Phipps snickered.
“And Phipps, make a basket of cold meat and goodies, and put in with the clothes.”
“Yes, sir.”
“And Phipps, remember:—seven o’clock, sharp, and no soldiering.”
“Yes, sir.”
“And Phipps, here is a cigar that cost twenty-five cents. Do it up in a paper, and lay it away. Keep it to remember me by.”
This joke was too good to be passed over lightly, and so Phipps giggled, took the cigar, put it caressingly to his nose, and then slipped it into his pocket.
“Now make yourself scarce,” said his master, and the man retired, entirely conscious that the person he served had some rascally scheme on foot, and heartily sympathetic with him in the project of its execution.
Promptly at seven the next morning, the rakish pair of trotters stood before the door, with a basket and a large bundle in the back of the rakish little wagon. Almost at the same moment, the proprietor came out, buttoning his overcoat. Phipps leaped out, then followed his master into the wagon, who, taking the reins, drove off at a rattling pace up the long hill toward Tom Buffum’s boarding-house. The road lay entirely outside of the village, so that the unusual drive was not observed.
Arriving at the poor-house, Mr. Belcher gave the reins to his servant, and, with a sharp rap upon the door with the butt of his whip, summoned to the latch the red-faced and stuffy keeper. What passed between them, Phipps did not hear, although he tried very hard to do so. At the close of a half hour’s buzzing conversation, Tom Buffum took the bundle from the wagon, and pitched it into his doorway. Then, with the basket on his arm, he and Mr. Belcher made their way across the street to the dormitories and cells occupied by the paupers of both sexes and all ages and conditions. Even the hard-hearted proprietor saw that which wounded his blunted sensibilities; but he looked on with a bland face, and witnessed the greedy consumption of the stale dainties of his own table.
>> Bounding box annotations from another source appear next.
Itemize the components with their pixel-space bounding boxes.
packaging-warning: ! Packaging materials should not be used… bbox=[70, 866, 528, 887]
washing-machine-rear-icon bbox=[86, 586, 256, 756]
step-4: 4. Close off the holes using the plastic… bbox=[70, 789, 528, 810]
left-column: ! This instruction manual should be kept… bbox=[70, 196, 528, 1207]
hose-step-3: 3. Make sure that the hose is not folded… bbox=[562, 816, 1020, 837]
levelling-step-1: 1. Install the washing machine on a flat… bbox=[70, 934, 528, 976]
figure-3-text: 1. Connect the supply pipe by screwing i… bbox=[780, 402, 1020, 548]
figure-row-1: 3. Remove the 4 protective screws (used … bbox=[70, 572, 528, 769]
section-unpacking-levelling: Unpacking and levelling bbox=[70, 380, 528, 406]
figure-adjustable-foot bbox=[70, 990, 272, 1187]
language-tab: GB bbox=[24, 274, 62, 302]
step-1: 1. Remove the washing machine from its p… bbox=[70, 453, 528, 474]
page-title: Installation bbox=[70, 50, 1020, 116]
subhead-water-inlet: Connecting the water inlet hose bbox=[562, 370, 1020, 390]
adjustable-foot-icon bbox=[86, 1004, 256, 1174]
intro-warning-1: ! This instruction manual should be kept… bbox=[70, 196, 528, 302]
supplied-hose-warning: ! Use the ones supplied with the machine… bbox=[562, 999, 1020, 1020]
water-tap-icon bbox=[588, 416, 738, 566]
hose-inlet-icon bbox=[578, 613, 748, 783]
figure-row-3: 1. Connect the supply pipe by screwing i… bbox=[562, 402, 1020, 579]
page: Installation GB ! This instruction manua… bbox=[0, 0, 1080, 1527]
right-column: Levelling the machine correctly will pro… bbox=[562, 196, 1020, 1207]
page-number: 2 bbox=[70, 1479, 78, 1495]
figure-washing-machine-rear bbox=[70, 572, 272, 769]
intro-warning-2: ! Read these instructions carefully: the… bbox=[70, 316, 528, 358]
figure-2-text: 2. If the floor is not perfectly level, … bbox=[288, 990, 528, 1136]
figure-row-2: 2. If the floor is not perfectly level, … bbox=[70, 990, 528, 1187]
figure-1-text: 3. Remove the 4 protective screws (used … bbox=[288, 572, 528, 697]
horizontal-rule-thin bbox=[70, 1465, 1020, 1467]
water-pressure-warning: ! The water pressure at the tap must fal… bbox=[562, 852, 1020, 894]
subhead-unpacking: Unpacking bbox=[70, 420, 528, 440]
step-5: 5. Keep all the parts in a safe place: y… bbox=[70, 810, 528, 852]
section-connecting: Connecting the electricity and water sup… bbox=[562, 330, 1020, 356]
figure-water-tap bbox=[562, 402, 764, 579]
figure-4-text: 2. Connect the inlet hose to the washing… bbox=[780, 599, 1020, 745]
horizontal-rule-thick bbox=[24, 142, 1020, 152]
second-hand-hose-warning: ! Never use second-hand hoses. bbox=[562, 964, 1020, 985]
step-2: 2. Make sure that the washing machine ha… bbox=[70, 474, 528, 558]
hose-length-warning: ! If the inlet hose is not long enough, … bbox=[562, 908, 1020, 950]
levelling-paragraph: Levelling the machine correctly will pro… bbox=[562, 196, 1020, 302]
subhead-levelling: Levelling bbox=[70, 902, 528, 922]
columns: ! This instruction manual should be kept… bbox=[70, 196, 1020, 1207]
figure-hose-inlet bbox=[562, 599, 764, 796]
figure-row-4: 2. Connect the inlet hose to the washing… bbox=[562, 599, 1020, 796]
It was by accident that he was led out by a side passage, and there he caught glimpses of the cells to which Miss Butterworth had alluded, and inhaled an atmosphere which sickened him to paleness, and brought to his lips the exclamation: “For God’s sake let’s get out of this.”
“Ay! ay!” came tremblingly from behind the bars of a cell, “let’s get out of this.”
Mr. Belcher pushed toward the light, but not so quickly that a pair of eyes, glaring from the straw, failed to recognize him.
“Robert Belcher! Oh, for God’s sake! Robert Belcher!”
It was a call of wild distress—a whine, a howl, an objurgation, all combined. It was repeated as long as he could hear it. It sounded in his ears as he descended the hill. It came again and again to him as he was seated at his comfortable breakfast. It rang in the chambers of his consciousness for hours, and only a firm and despotic will expelled it at last. He knew the voice, and he never wished to hear it again.